「エホバの証人輸血拒否について」−法学部学生よりの質問

(4-28-04)


私は、***大学の法学部1年の##と申します.
授業の一環で、「エホバの証人輸血拒否事件」について調べております.
そこで、私の質問にぜひ答えてください.
質問は以下の3点です.

@もし、エホバの証人の方々が、交通事故などで、病院に「急患」として運ばれた場合、
どのようにして自分がエホバの証人であることや、自分が絶対的無輸血の立場なのか相対
的無輸血の立場なのかを伝えるのですか.

A上記の例で、不幸にも医師に絶対的無輸血の意思が伝わらず、輸血をされてしまった場
合、病院側に抗議したり、裁判に訴えたりしますか?

B輸血されてしまった場合、なにか特別な祈りなどで汚れを取り払うようなことはなさる
のでしょうか?

ご協力よろしくお願いいたします.

《編集者より》
@多くのエホバの証人は、財布に入る形の「医療上の指示−輸血しないでください」というカードを持っており、それを医療関係者に見せることになっています。
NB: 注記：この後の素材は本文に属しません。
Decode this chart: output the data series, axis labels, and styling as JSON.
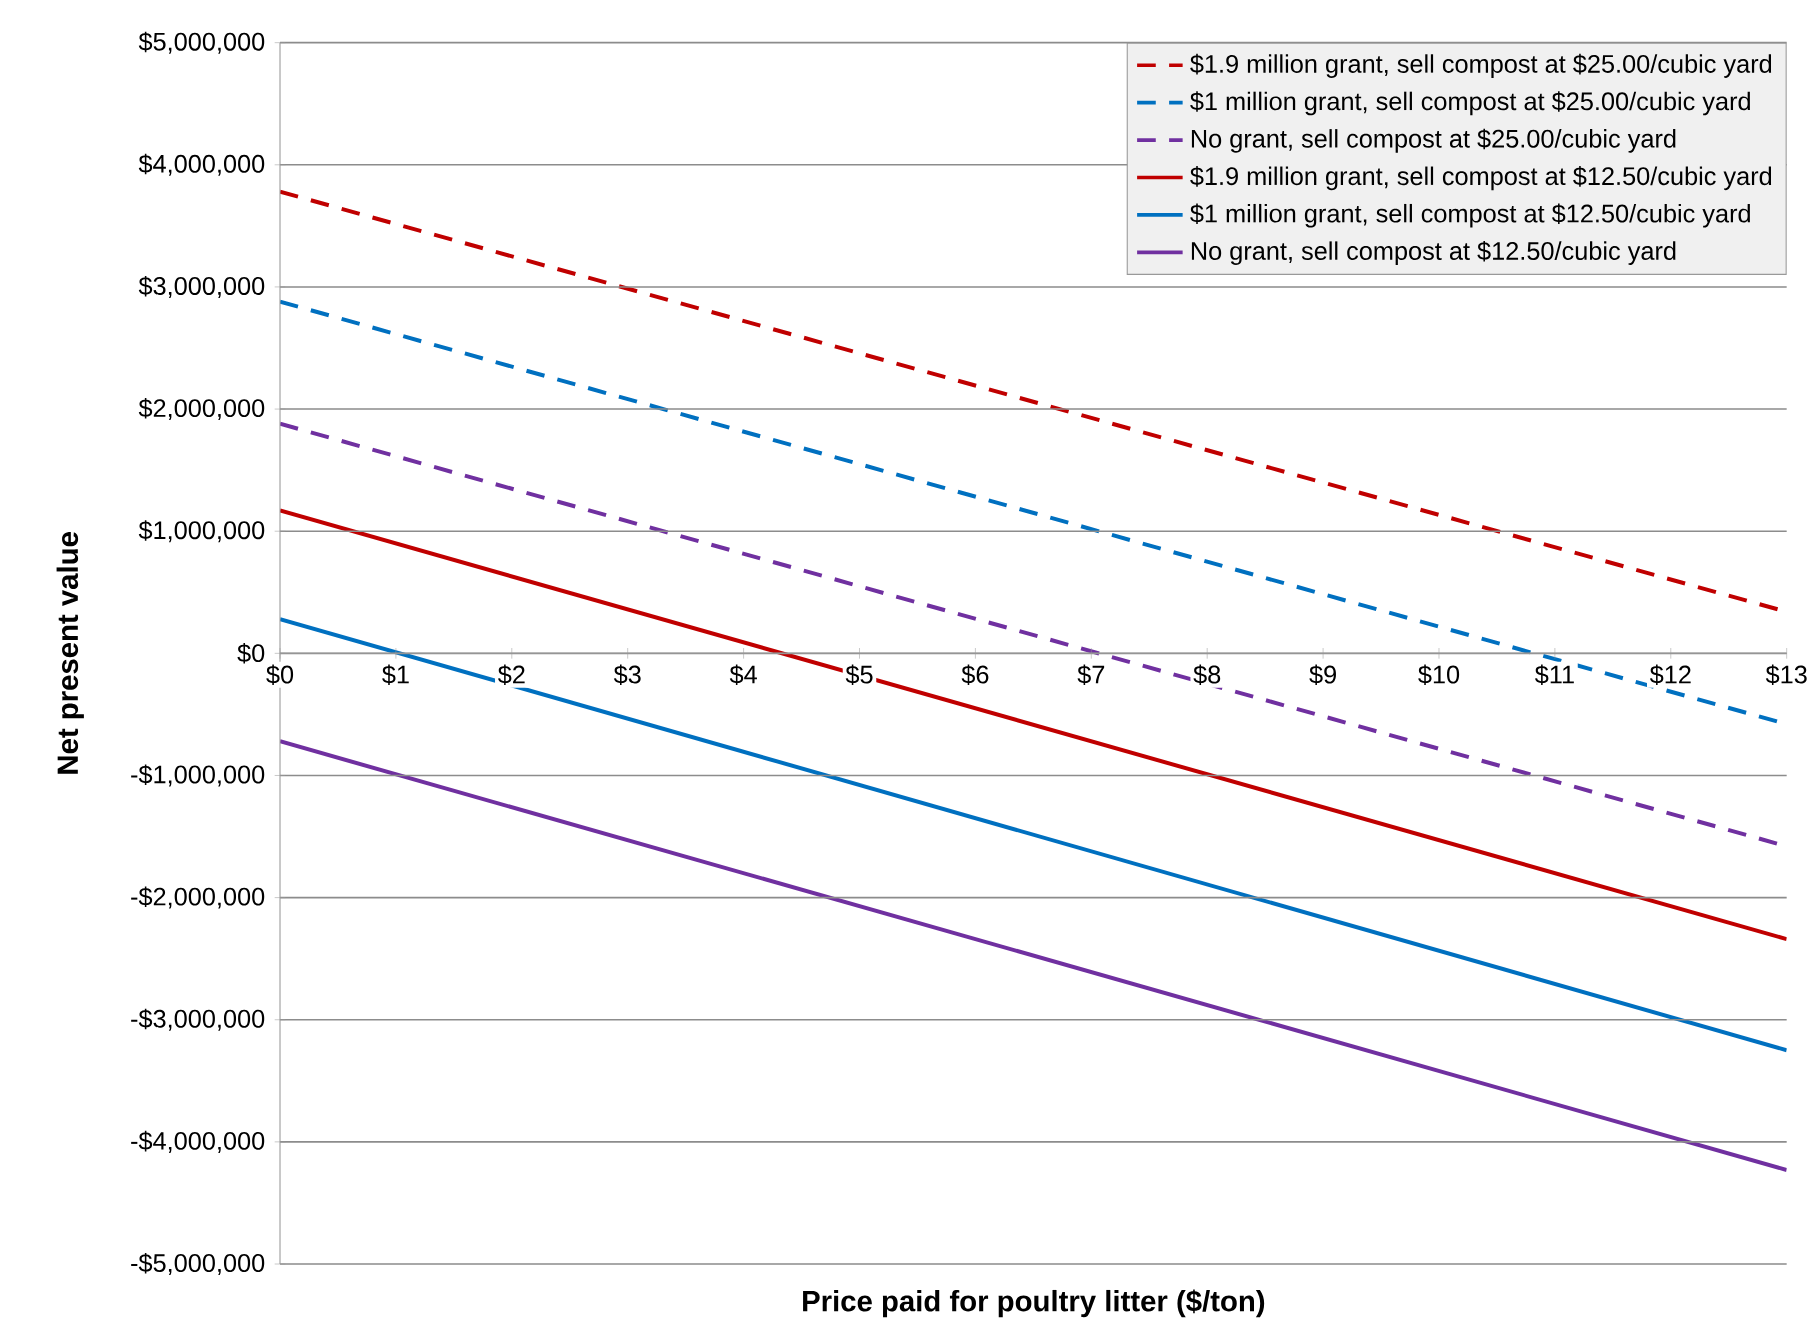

ただ、このカードを所持していないエホバの証人も少なくなく、その場合は本人の自発的な申告に頼るしかありません。また、絶対的無輸血、相対的無輸血という分類についてはわかりませんが、輸血のどの部分を拒否するのかは、これも個人の問題であり、その都度患者本人の意思を確認する必要があります。法的に問題になるのは、意識の無い患者が運ばれてきて、家族が「うちの人はエホバの証人だから輸血をしないで」と言う場合でしょう。この場合、医療関係者としては、本人の署名した事前の医療上の指示がない限り、家族の言葉を丸呑みにして輸血をせずに患者を死なせることは、問題になります。また、カードがあった場合でも、そのカードが古かったりした場合、現在の意思を確認できないような意識不明の状態では、その解釈に問題が残ります。
Aもしはっきりと無輸血の意思が言葉や書類で明示されているのに医師が輸血した場合は、エホバの証人、特にその背後に立つものみの塔聖書冊子協会は、その有力な弁護士団を駆使して、裁判で徹底的に医師と病院に損害賠償を求めてきます。
B汚れを取り払う特別な祈りはありません。ただ、もし輸血が本人の明確に表明された意思に反して行なわれた場合には、その本人に宗教上の罪の咎は課せられません。問題になるのは、輸血を受けた本人の心の状態であり、自発的に輸血に合意した場合は最も罪が重く、排斥処分になり背教者と同じ扱いになりますが、病気で意志薄弱の状態で輸血された場合には情状酌量の場合もあります。